The review outlined several critical findings that directly connect gut microbiota dysbiosis with the clinical hallmarks of PCOS. A key mechanism involves increased gut permeability due to decreased populations of beneficial bacteria like Lactobacillus and Bifidobacterium, alongside an overgrowth of pro-inflammatory species such as Escherichia coli and Shigella. This dysbiosis allows lipopolysaccharides (LPS) to enter systemic circulation, stimulating immune responses that impair insulin receptor function and exacerbate insulin resistance. Hyperinsulinemia then stimulates androgen production by ovarian theca cells and reduces SHBG levels, increasing free testosterone and fueling PCOS symptoms.

The review also addressed microbial metabolites, particularly short-chain fatty acids (SCFAs) and bile acids. Women with PCOS showed reduced production of SCFAs like butyrate, which are vital for maintaining gut integrity and regulating inflammation. Moreover, altered bile acid profiles—especially reductions in glycodeoxycholic and tauroursodeoxycholic acid—were linked to disrupted hormonal balance and metabolic dysfunction. These major microbial associations (MMAs) illustrate how gut microbiota interact with ovarian steroidogenesis, glucose homeostasis, and the immune axis in PCOS.

Importantly, the review highlighted the therapeutic potential of microbiota restoration. Probiotic supplementation with specific strains led to improvements in insulin sensitivity, lipid profiles, and androgen levels. Prebiotics such as resistant dextrin demonstrated similar metabolic benefits. FMTs in animal models reversed hyperandrogenism and restored menstrual cycles, suggesting strong translational potential. Additionally, novel pathways involving IL-22 and miRNA regulation offer future targets for microbial and metabolic rebalancing in PCOS.

What Are the Implications of This Review?

This review has profound implications for the clinical management of PCOS. It reframes the condition as a microbiota-linked systemic disorder rather than solely an endocrine one. By mapping specific microbial patterns to the hallmarks of PCOS—including hyperandrogenism, insulin resistance, and anovulation—the authors offer a rationale for gut-targeted diagnostics and treatments. Clinicians may soon assess microbiome composition as part of a diagnostic workup, particularly in patients with metabolic dysfunction but unclear hormonal profiles.

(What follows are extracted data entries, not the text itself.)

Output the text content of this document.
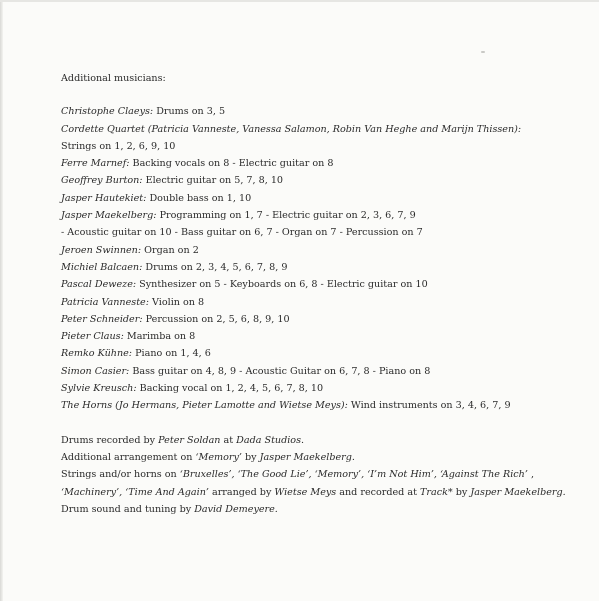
Additional musicians:
Christophe Claeys: Drums on 3, 5
Cordette Quartet (Patricia Vanneste, Vanessa Salamon, Robin Van Heghe and Marijn Thissen):
Strings on 1, 2, 6, 9, 10
Ferre Marnef: Backing vocals on 8 - Electric guitar on 8
Geoffrey Burton: Electric guitar on 5, 7, 8, 10
Jasper Hautekiet: Double bass on 1, 10
Jasper Maekelberg: Programming on 1, 7 - Electric guitar on 2, 3, 6, 7, 9
- Acoustic guitar on 10 - Bass guitar on 6, 7 - Organ on 7 - Percussion on 7
Jeroen Swinnen: Organ on 2
Michiel Balcaen: Drums on 2, 3, 4, 5, 6, 7, 8, 9
Pascal Deweze: Synthesizer on 5 - Keyboards on 6, 8 - Electric guitar on 10
Patricia Vanneste: Violin on 8
Peter Schneider: Percussion on 2, 5, 6, 8, 9, 10
Pieter Claus: Marimba on 8
Remko Kühne: Piano on 1, 4, 6
Simon Casier: Bass guitar on 4, 8, 9 - Acoustic Guitar on 6, 7, 8 - Piano on 8
Sylvie Kreusch: Backing vocal on 1, 2, 4, 5, 6, 7, 8, 10
The Horns (Jo Hermans, Pieter Lamotte and Wietse Meys): Wind instruments on 3, 4, 6, 7, 9
Drums recorded by Peter Soldan at Dada Studios.
Additional arrangement on ‘Memory’ by Jasper Maekelberg.
Strings and/or horns on ‘Bruxelles’, ‘The Good Lie’, ‘Memory’, ‘I’m Not Him’, ‘Against The Rich’ ,
‘Machinery’, ‘Time And Again’ arranged by Wietse Meys and recorded at Track* by Jasper Maekelberg.
Drum sound and tuning by David Demeyere.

Furthermore, the review validates a multi-pronged therapeutic strategy, integrating microbiota restoration with hormonal, metabolic, and reproductive targets. The demonstrated success of Lactobacillus and Bifidobacterium supplementation in improving PCOS biomarkers supports the clinical use of probiotics. Similarly, FMT, while currently limited to preclinical studies, presents a compelling intervention with the potential to reset dysregulated metabolic-hormonal loops. Lastly, novel therapies like IL-22 and miRNA modulation could personalize treatment, especially for patients with inflammatory or resistant phenotypes. Overall, this review builds a clear and actionable bridge between microbiome science and PCOS clinical care.